Auch die Industrie wird bestreikt - aber nicht so oft
In der Metall- und Elektroindustrie gibt es zwar fast immer Warnstreiks im Zusammenhang mit Tarifverhandlungen. Doch sind die Ausstände in der Regel sehr begrenzt. Der letzte wirkliche Arbeitskampf liegt mehr als zehn Jahre zurück. 2003 focht die IG Metall in Ostdeutschland um die Angleichung der Arbeitszeit und einen Tarif zur Einführung der 35-Stunden-Woche wie im Westen. Die IG Metall verlor, weil ihre Truppen zu schwach waren. So gilt die tarifliche 38,5-Stunden-Woche in der ostdeutschen Metallindustrie bis heute.

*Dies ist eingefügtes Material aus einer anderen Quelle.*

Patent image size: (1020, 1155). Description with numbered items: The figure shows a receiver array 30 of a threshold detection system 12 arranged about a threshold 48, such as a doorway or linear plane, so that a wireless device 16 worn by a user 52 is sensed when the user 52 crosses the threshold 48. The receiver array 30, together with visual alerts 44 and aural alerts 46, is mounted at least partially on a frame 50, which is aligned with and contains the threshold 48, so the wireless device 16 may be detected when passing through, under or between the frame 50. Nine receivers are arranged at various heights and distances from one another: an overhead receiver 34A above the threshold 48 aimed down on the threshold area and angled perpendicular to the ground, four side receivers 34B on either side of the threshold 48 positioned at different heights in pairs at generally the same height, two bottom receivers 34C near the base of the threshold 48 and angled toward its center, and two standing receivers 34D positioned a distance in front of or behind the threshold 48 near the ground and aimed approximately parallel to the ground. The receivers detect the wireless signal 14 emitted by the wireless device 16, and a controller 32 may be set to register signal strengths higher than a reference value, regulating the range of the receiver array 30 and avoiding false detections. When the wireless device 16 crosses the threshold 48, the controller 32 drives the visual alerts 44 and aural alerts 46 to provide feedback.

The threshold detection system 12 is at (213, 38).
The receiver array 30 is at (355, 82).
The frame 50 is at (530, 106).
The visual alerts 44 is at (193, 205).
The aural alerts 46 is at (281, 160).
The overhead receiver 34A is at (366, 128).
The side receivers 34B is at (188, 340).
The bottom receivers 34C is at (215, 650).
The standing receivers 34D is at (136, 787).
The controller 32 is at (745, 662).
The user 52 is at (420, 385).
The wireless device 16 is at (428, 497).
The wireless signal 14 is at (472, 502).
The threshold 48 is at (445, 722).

Verdi hat beim Streiken die Nase vorn
Die Streikgewerkschaft Nummer eins ist heute Verdi. Die kommunalen Arbeitgeber werfen der Dienstleistungsgewerkschaft und ihrem Vorsitzenden Frank Bsirske vor, den Arbeitskampf in den Kitas vor allem zu einem Zweck vom Zaun zu brechen: Mitglieder gewinnen. Für die These sprechen zwei Gründe: Seit der Verdi-Gründung hat die Gewerkschaft rund 800 000 Mitglieder verloren; heute gehören nur noch zwei Millionen Arbeitnehmerinnen und Arbeitnehmer zu Verdi. Zum Anderen haben Arbeitskämpfe in den vergangenen Jahren neue Mitglieder gebracht. Deshalb gehört es zu Bsirskes Kalkül, mit der Großauseinandersetzung in den Kitas zusätzliche Beitragszahler zu bekommen. Zumal Bsirske im September auf dem Verdi-Bundeskongress zum fünften Mal gewählt werden will. Erfolgreiche Streiks und neue Mitglieder machen sich da gut.
Im vergangenen Jahr gab es 214 Tarifkonflikte mit Arbeitsniederlegungen
Fast 90 Prozent aller Arbeitskämpfe und gut 97 Prozent aller Ausfalltage waren nach Berechnungen der Böckler-Stiftung im vergangenen Jahr dem Dienstleistungssektor zuzuordnen. Insgesamt zählte die Stiftung 214 Tarifkonflikte mit Arbeitsniederlegungen, vier weniger als im Vorjahr. Von den 214 Streiks fanden gut 160 im Organisationsgebiet von Verdi statt. „Außerhalb des Dienstleistungsbereichs gab es erneut besonders viele, häufig kleinere Streiks in der von der Gewerkschaft Nahrung, Genuss, Gaststätten (NGG) organisierten Getränke- und Lebensmittelindustrie“, haben die Statistiker ermittelt. Zwar gab es 2014 im Vergleich zu 2013 einen leichten Rückgang, doch alles in allem gibt es seit rund zehn Jahren einen Anstieg der Arbeitskämpfe. Für Böckler-Wissenschaftler Heiner Dribbusch hängt das zusammen mit der „zunehmenden Zersplitterung der Tariflandschaft“. Outsourcing, wie zuletzt bei der Paketzustellung der Post, führe zu neuen Konflikten. Gleiches gilt für neue Marktteilnehmer wie Amazon, die bislang jeden Tarif ablehnen.